The check is subject to several restrictions: Among other things, companies are not checked completely due to time and resource-related reasons, but relevant random samples are taken. Nor is it the primary responsibility of the auditor to detect fraud. The auditor has to adhere to specified test standards and checklists that are standardized by the professional representation. Put simply, it is checked whether the documents made available have been correctly booked and assessed in accounting and not whether the documents as such are forgeries. A grey area begins here, which also describes the boundary to forensic accounting.
2. From audit to forensics
If the auditors have doubts about the truthfulness of the documents and the means available to them cannot clarify the matter within the scope of the audit mandate, this will lead to a restriction of the auditor’s report.
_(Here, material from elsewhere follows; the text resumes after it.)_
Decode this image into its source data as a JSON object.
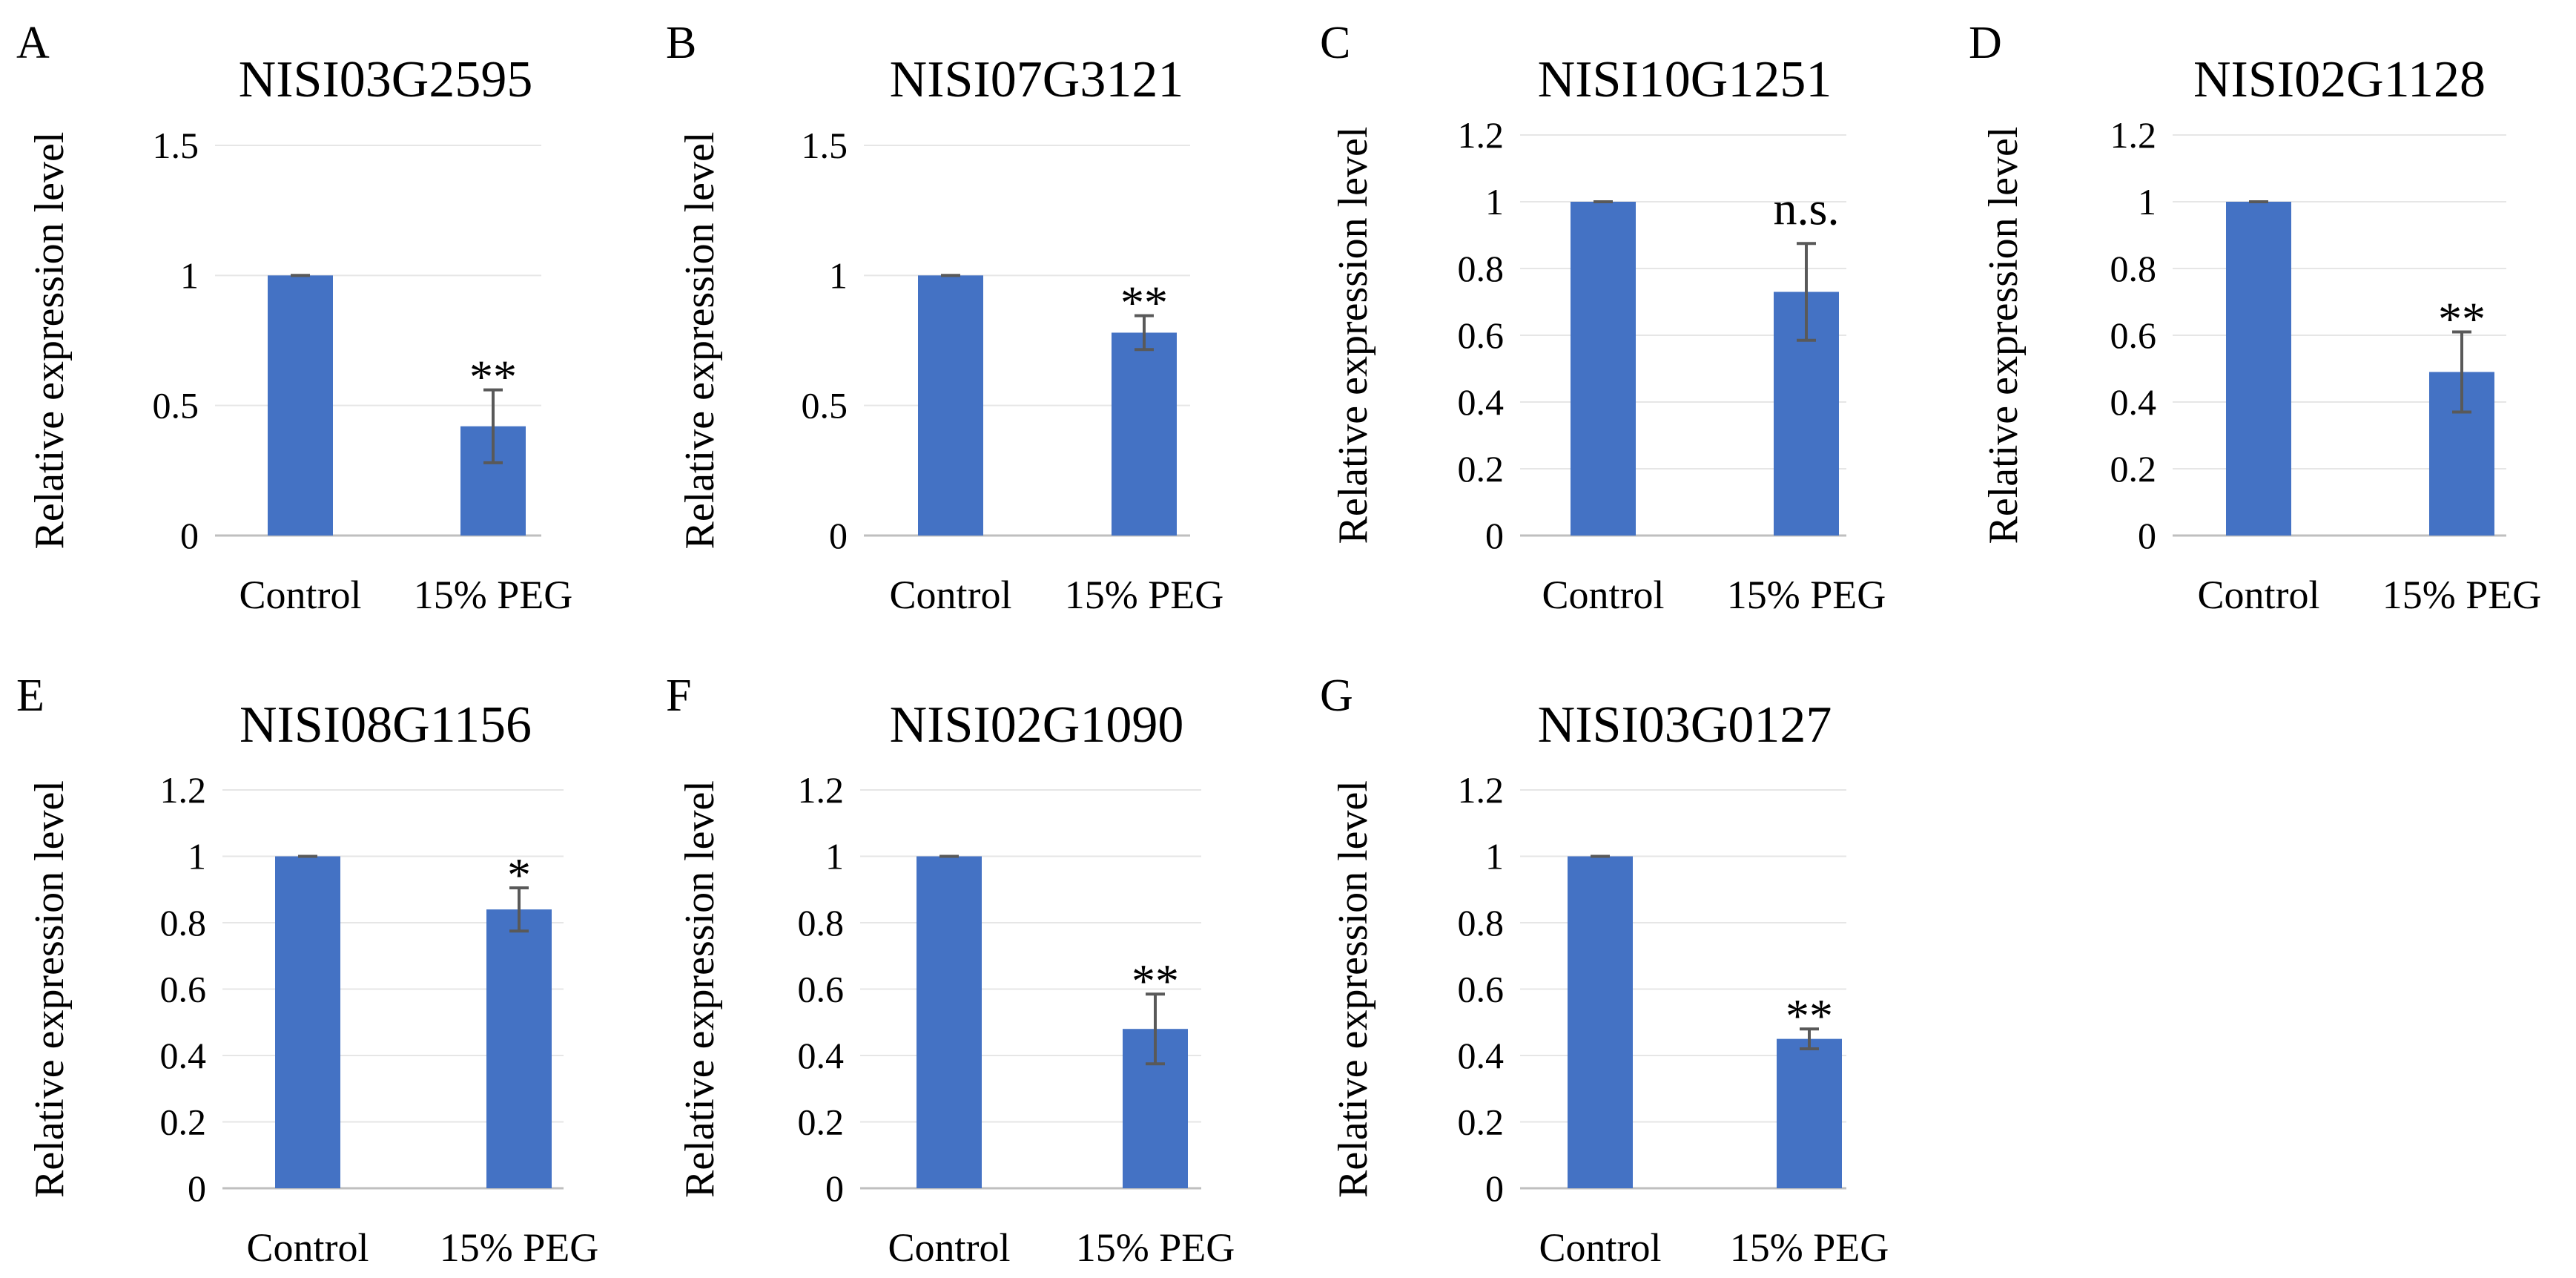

At this point, at the latest, it is the responsibility of the auditor, but also of other bodies – such as the supervisory board or authorities – to convene a Forensic Accounting & Fraud Detection team.
In contrast to the normal examination, the forensics team assumes a fraud case from the outset and therefore checks under completely different conditions. First, forensics can concentrate on individual, specific transactions and does not have to assess the entire company. In this work, forensics goes far beyond the competence of an auditor. Targeted interviews are conducted to uncover contradictions, documents are forensically examined for possible forgery, special software is used for data analysis, and there is close cooperation with law enforcement authorities.